The parent of Costa Mesa’s Pacific Mercantile Bank, the largest homegrown bank in the county by assets, has struck a consent order with federal and state regulators to reduce problem loans and assets while strengthening capital reserves.

The written agreement with the Federal Reserve Bank of San Francisco and order from the California Department of Financial Institutions went into affect Aug. 31. It wasn’t published by regulators until Tuesday.

The directive comes less than two weeks after Pacific Mercantile took a major writedown in the second quarter, pushing its losses to $12 million in the quarter.

The operational and compliance requirements announced Tuesday are intended to “address the adverse consequences that the economic recession has had on the quality of our loan portfolio and our operating results,” and “increase our capital to strengthen our ability to weather any further adverse conditions,” bank officials said in a released statement Tuesday morning.

In addition the bank may not pay or declare dividends, repurchase shares, make payments on trust preferred securities or incur or guarantee debt without regulatory approval.

Chief Executive Raymond Dellerba said in a press release the bank and its holding company have made progress on several of the consent order requirements and is committed to achieving all of them.
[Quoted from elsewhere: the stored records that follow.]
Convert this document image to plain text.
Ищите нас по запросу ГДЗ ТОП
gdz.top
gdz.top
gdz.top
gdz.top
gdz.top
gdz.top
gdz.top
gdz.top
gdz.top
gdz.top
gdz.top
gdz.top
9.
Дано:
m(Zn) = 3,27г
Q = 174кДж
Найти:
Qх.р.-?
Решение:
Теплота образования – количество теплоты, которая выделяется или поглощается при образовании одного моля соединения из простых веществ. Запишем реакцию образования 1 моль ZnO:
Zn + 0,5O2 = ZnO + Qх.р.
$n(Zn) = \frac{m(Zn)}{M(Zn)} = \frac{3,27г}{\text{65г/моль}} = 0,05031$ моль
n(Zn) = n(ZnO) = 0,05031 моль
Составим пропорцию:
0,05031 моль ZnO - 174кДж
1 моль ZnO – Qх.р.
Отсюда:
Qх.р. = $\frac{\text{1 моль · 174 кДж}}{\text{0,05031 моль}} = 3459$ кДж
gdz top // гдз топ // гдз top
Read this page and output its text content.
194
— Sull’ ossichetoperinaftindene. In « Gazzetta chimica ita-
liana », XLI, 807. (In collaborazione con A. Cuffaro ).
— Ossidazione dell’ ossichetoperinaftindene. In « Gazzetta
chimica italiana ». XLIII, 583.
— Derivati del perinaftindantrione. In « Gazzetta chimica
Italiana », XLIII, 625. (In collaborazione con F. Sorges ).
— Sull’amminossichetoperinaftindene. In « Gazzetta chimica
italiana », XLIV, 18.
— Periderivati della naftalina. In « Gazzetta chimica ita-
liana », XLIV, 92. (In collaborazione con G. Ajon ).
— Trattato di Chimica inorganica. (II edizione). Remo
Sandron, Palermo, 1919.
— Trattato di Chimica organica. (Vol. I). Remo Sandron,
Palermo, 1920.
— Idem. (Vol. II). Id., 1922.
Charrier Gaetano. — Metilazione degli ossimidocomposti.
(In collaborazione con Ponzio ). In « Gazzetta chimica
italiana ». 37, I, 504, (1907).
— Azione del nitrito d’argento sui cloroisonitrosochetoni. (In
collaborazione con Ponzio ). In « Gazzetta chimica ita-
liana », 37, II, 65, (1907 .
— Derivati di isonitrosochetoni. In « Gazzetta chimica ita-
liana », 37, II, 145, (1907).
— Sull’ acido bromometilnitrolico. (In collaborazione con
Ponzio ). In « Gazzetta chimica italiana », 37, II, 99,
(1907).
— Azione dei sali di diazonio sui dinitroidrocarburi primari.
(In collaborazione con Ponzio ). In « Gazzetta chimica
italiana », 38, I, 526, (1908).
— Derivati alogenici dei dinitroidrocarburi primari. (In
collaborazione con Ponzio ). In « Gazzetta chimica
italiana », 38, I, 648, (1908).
The bank remains “well capitalized” by regulator standards with a ratio of total capital-to-risk weighted assets at 10.6%, slightly above the 10% threshold that marks financial strength of banks.

Nevertheless, Pacific Mercantile must submit an approved capital plan for the bank and holding company to regulators and then implement it.

It also must raise additional capital, generate earnings or reduce tangible assets—or a combination of the three—by Jan. 31, 2011.

The bank raised $12.6 million in the second quarter by selling preferred shares.

Like other banks, PMBC is working through some loan issues, according to an analysis for the Business Journal by Anaheim-based Findley Reports Inc.

Pacific Mercantile, which controls $1.1 billion in assets, scored 66% on what’s known as a Texas ratio, a measurement of bank health that compares bad loans to how much shareholders would be owed if the bank failed.

The lower the score, the better, with a score higher than 100% indicating a bank could be teetering. Anything higher than 50% starts to get the attention of regulators and other bank watchers.

Pacific Mercantile has about $16 million in noncurrent loans, or those 90 days or more past due.

Through the first half off the year, the bank set aside $23.3 million for bad loans.